Signif. codes: 0 '' 0.001 '' 0.01 '' 0.05 '.' 0.1 ' ' 1

Residual standard error: 0.6882 on 119 degrees of freedom
Multiple R-squared: 0.07617, Adjusted R-squared: 0.05288
F-statistic: 3.27 on 3 and 119 DF, p-value: 0.02369

vif(gfr.1)
gfr$crusty gfr$metaller gfr$indie.kid
1.137931 1.143818 1.100084
1/vif(gfr.1)
gfr$crusty gfr$metaller gfr$indie.kid
0.8787879 0.8742647 0.9090214
dwt(gfr.1)
lag Autocorrelation D-W Statistic p-value
1 0.04948997 1.893407 0.558
Alternative hypothesis: rho != 0

1 Like

Glad you found a solution! :grin:

As for reprex, it runs the code you give it in a completely new session and environment, so you have to make sure to include all the necessary library() calls in the reprex-ed code, and make sure every object you reference is created inside the reprex-ed code.

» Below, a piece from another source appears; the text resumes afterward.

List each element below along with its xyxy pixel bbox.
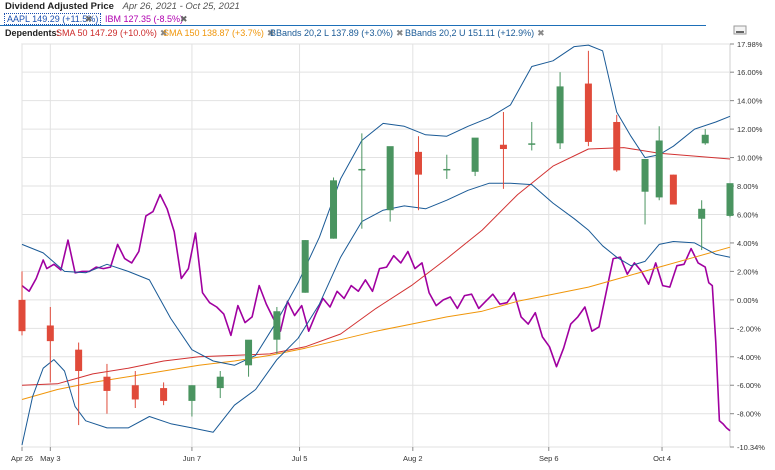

This helps ensure that the reproducible example really is self-contained and reproducible by anybody else.

So in your case, you'd want to make sure that the code you are trying to turn into a reprex has library("car") at the beginning.

1 Like

Thank you so much for explaining it to me. I really appreciate it.
I am glad I learn something new from this problem.